I'm now working on a project looking at how glaciers shift social structures, most particularly, gender roles. It's quite new, quite fun. I've also just finished writing a new novel, called Ice to Water, and I'm sketching out some new projects to work on in the coming years.
What is your advice to this emerging generation of activists?
Boiled down: my advice to all activists is that we have to suit up for the long haul, the long fight. I'm aware that all the ice I work on now, all the ice I advocate to save, is disappearing rapidly. Even if we stopped increasing our air temperatures today, the majority of the ice I work with would still disappear in my lifetime. I know that. But I'm still out there working, advocating, fighting for glaciers. Because losing our ice isn't the end of the story, isn't the final chapter. We know what the problem is—rising air temperatures—which means we know what the solutions are and where those solution spaces are located.
What keeps you going?
What I think about is that ice can grow back. I won't see the results of my work, I won't see the ice grow back. But my children will. And their children will. And the seventh generation will. So I'm in a fight that I'll never see the positive results of — and I'm still getting out of bed each day, still fighting the long fight. Because it's worth it.
Prior to our Antarctic expedition, I’d emailed with Dr. Erin Pettit when I was updating her Wikipedia biography as part of the “Antarctic Women Wikibomb: raising the profile of female scientists” initiative. The Wikibomb’s goal was to “provide more visible female role models for early career scientists.” As I write this in 2019, only 17.86 percent of all Wikipedia biographies are about women, up from 8.5 percent in 2011.

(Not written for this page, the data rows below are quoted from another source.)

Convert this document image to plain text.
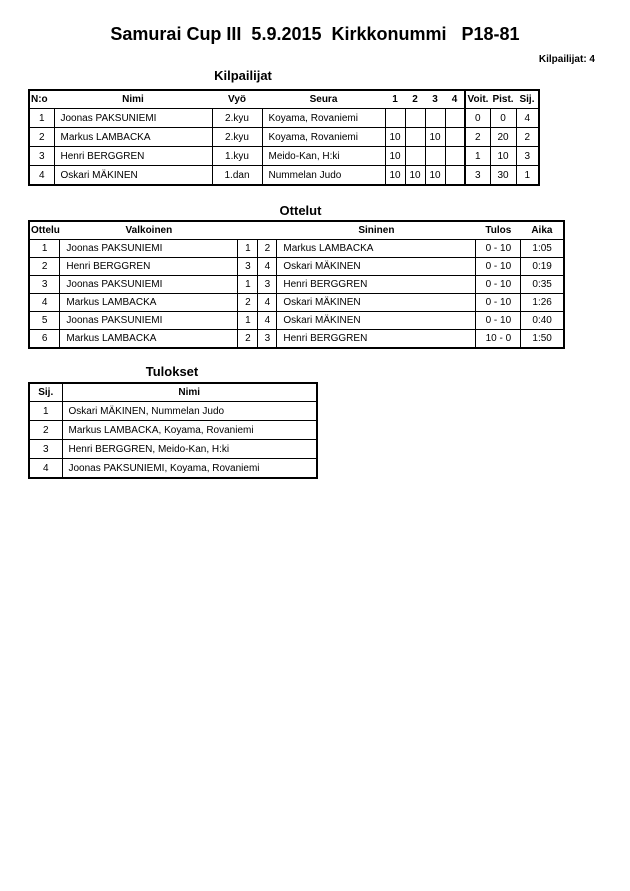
Samurai Cup III  5.9.2015  Kirkkonummi   P18-81
Kilpailijat: 4
Kilpailijat
N:o	Nimi	Vyö	Seura	1	2	3	4	Voit.	Pist.	Sij.
1	Joonas PAKSUNIEMI	2.kyu	Koyama, Rovaniemi					0	0	4
2	Markus LAMBACKA	2.kyu	Koyama, Rovaniemi	10		10		2	20	2
3	Henri BERGGREN	1.kyu	Meido-Kan, H:ki	10				1	10	3
4	Oskari MÄKINEN	1.dan	Nummelan Judo	10	10	10		3	30	1
Ottelut
Ottelu	Valkoinen			Sininen	Tulos	Aika
1	Joonas PAKSUNIEMI	1	2	Markus LAMBACKA	0 - 10	1:05
2	Henri BERGGREN	3	4	Oskari MÄKINEN	0 - 10	0:19
3	Joonas PAKSUNIEMI	1	3	Henri BERGGREN	0 - 10	0:35
4	Markus LAMBACKA	2	4	Oskari MÄKINEN	0 - 10	1:26
5	Joonas PAKSUNIEMI	1	4	Oskari MÄKINEN	0 - 10	0:40
6	Markus LAMBACKA	2	3	Henri BERGGREN	10 - 0	1:50
Tulokset
Sij.	Nimi
1	Oskari MÄKINEN, Nummelan Judo
2	Markus LAMBACKA, Koyama, Rovaniemi
3	Henri BERGGREN, Meido-Kan, H:ki
4	Joonas PAKSUNIEMI, Koyama, Rovaniemi
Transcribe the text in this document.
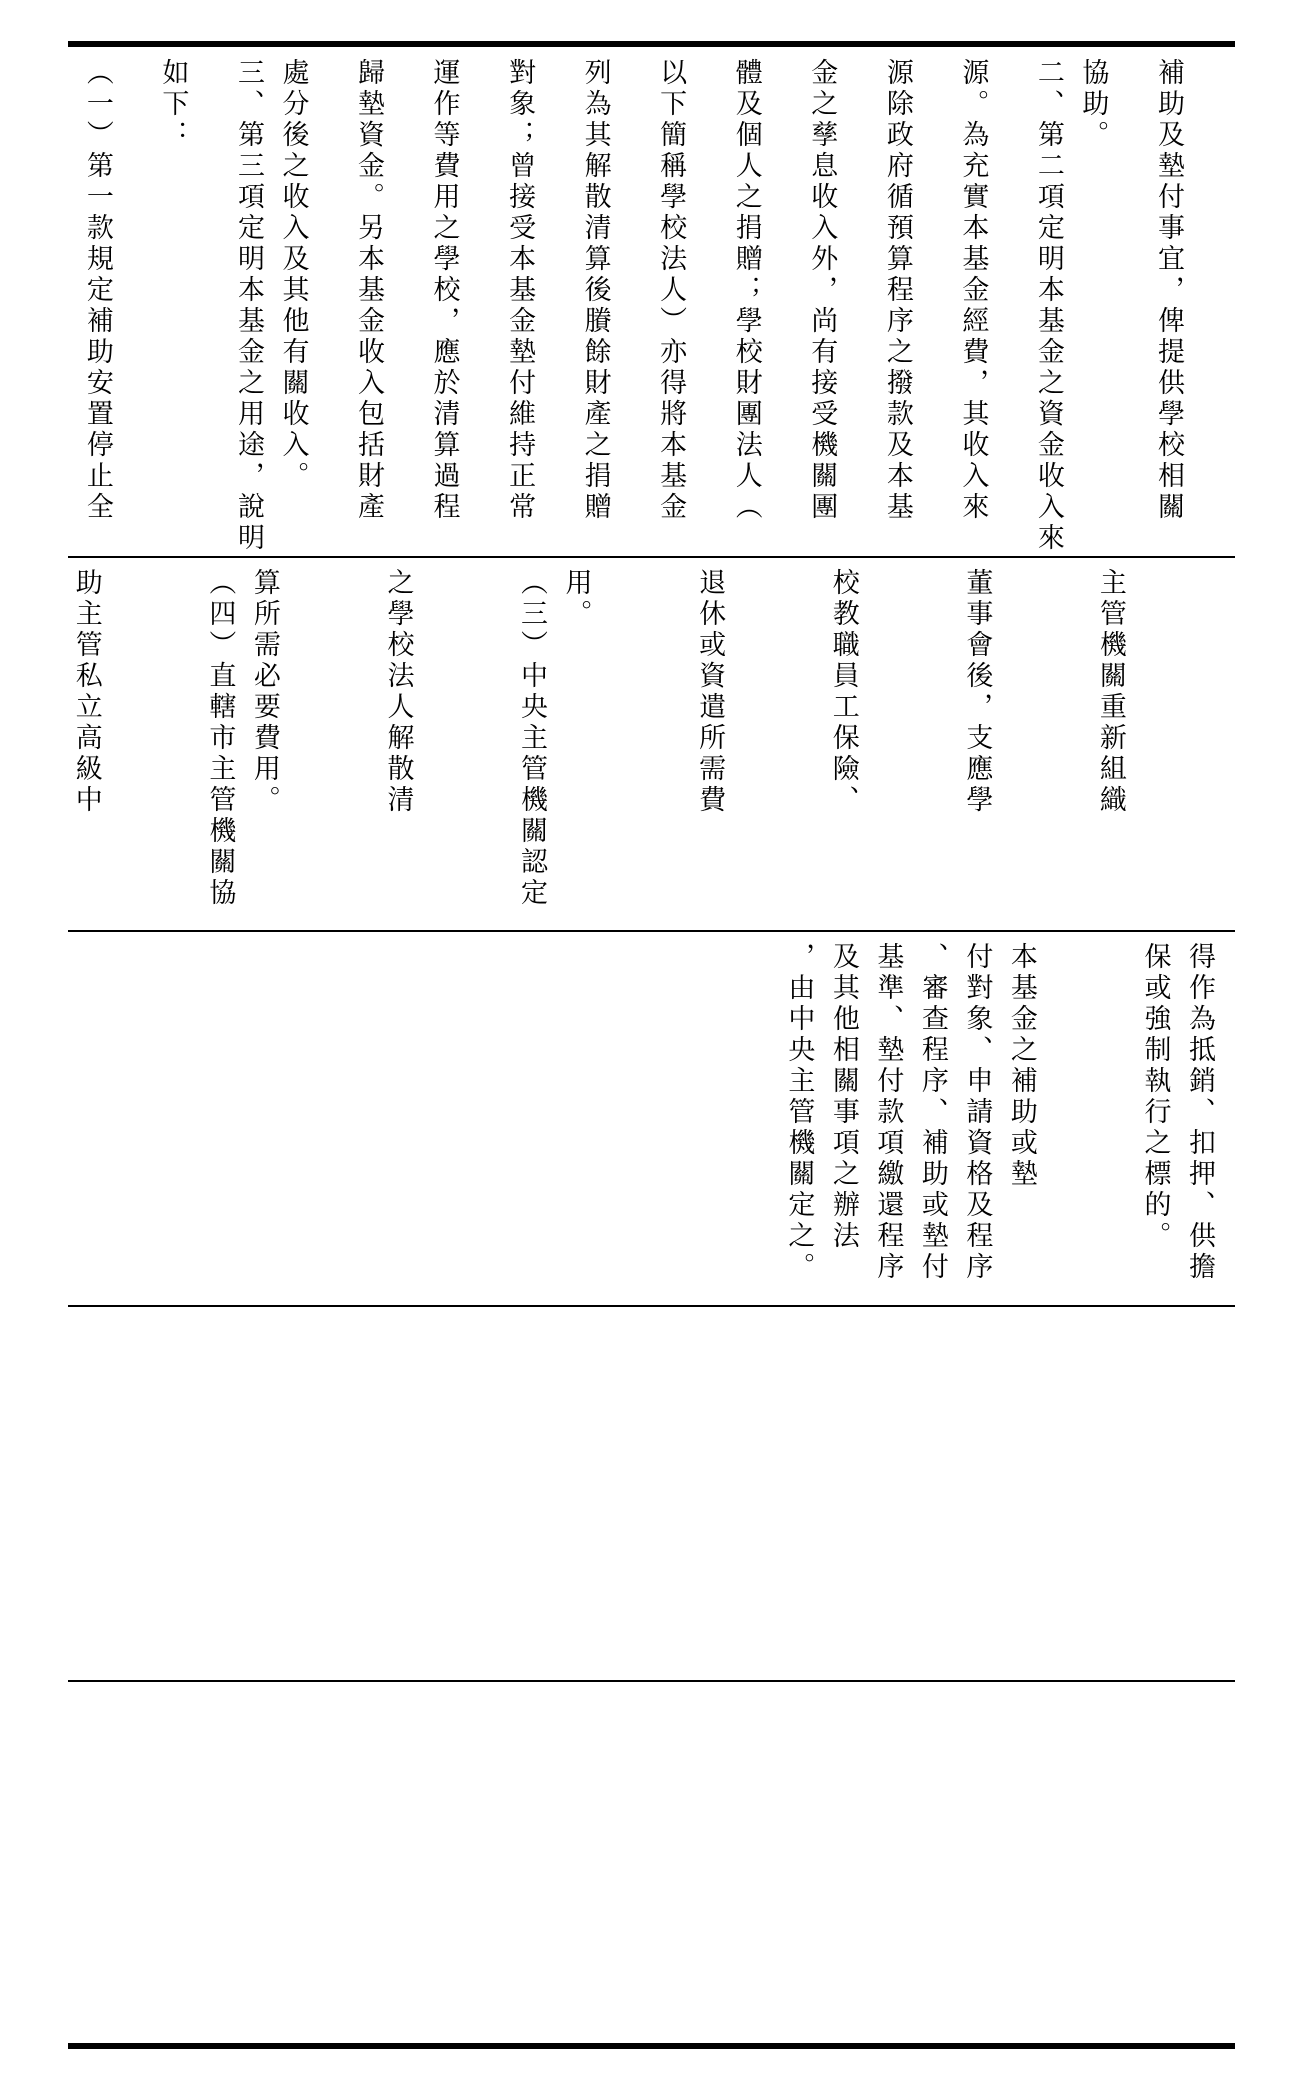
補助及墊付事宜，俾提供學校相關

協助。

二、第二項定明本基金之資金收入來

源。為充實本基金經費，其收入來

源除政府循預算程序之撥款及本基

金之孳息收入外，尚有接受機關團

體及個人之捐贈；學校財團法人（

以下簡稱學校法人）亦得將本基金

列為其解散清算後賸餘財產之捐贈

對象；曾接受本基金墊付維持正常

運作等費用之學校，應於清算過程

歸墊資金。另本基金收入包括財產

處分後之收入及其他有關收入。

三、第三項定明本基金之用途，說明

如下：

（一）第一款規定補助安置停止全

主管機關重新組織

董事會後，支應學

校教職員工保險、

退休或資遣所需費

用。

（三）中央主管機關認定

之學校法人解散清

算所需必要費用。

（四）直轄市主管機關協

助主管私立高級中

得作為抵銷、扣押、供擔

保或強制執行之標的。

本基金之補助或墊

付對象、申請資格及程序

、審查程序、補助或墊付

基準、墊付款項繳還程序

及其他相關事項之辦法

，由中央主管機關定之。
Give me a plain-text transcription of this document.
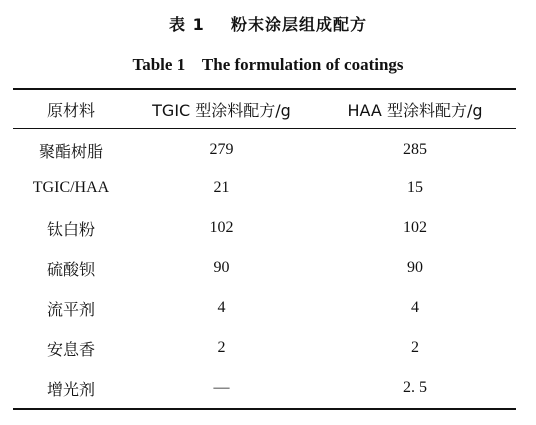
表 1    粉末涂层组成配方
Table 1    The formulation of coatings
原材料	TGIC 型涂料配方/g	HAA 型涂料配方/g
聚酯树脂	279	285
TGIC/HAA	21	15
钛白粉	102	102
硫酸钡	90	90
流平剂	4	4
安息香	2	2
增光剂	—	2. 5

At that time, Erin was working in Alaska. After our trip she’d formally move to Oregon for her associate professorship in Glaciology at Oregon State University’s College of Earth, Ocean and Atmospheric Sciences. I’d learned that Erin founded Inspiring Girls Expeditions to champion “tuition-free, wilderness science expeditions for young women from all social and economic backgrounds to build their creativity, curiosity, courage, and confidence.” Erin is also part of a new international collaboration to use ocean data to help predict the fate of the unstable Thwaites glacier in Antarctica. She looks at how the ocean below the glacier and the atmosphere above it affect the ice.
Carol Devine in conversation with Dr. Erin Pettit
Dr. Erin Pettit — Glaciologist, explorer, associate professor in Glaciology at Oregon State University’s College of Earth, Ocean and Atmospheric Science, founder of Inspiring Girls Expeditions
The question we are trying to answer is how much will the unstable glaciers retreat so we can create a profile of sea level rise vs time. These glaciers dumping ice in the ocean will increase sea level. Our project goal is to join heads together to do our best to bring uncertainties down to what is the picture for the next 100 years of ice loss of these systems and the sea level rise that will result.
If we can narrow down if sea level will rise one meter in the next century vs two meters vs only 30 centimeters, that’s a huge contribution in terms of coastal people and communities trying to plan and mitigate in coastal regions.
How does it feel to be a part of an undertaking of this kind?
I feel honoured to have been asked to be a part of this project, I’m leading one of eight teams selected to dive into this problem. And a little bit daunted, there are limitations to what we can do. Everyone is genuinely interested in this project. I want us to do our best to try to figure out what’s going on. I want us to come up with our best work, though it won’t be easy, it’s one of these big challenges. But I feel like we’ve got the resources and an awesome team working on it.
What is your advice to this emerging generation of activists demanding change?
Two pieces of advice to the next generation of activists. One is to maintain an openness to learning new things because the best discoveries come when we’re really open to new ideas. If you have prescribed notions for how you think things are then that can close off your mind from seeing things from new perspectives or finding new solutions to solve a problem.
The other advice is empathy, because the best way I’ve learned to bring others along as a leader has to start with you being empathetic to where people are and are coming from. Everyone has their own lived experience. If you want to engage people in your passion and pursuit to make things better, people will trust you more if you express empathy.
You’re heading back to Antarctica soon. What’s the goal for the next trip?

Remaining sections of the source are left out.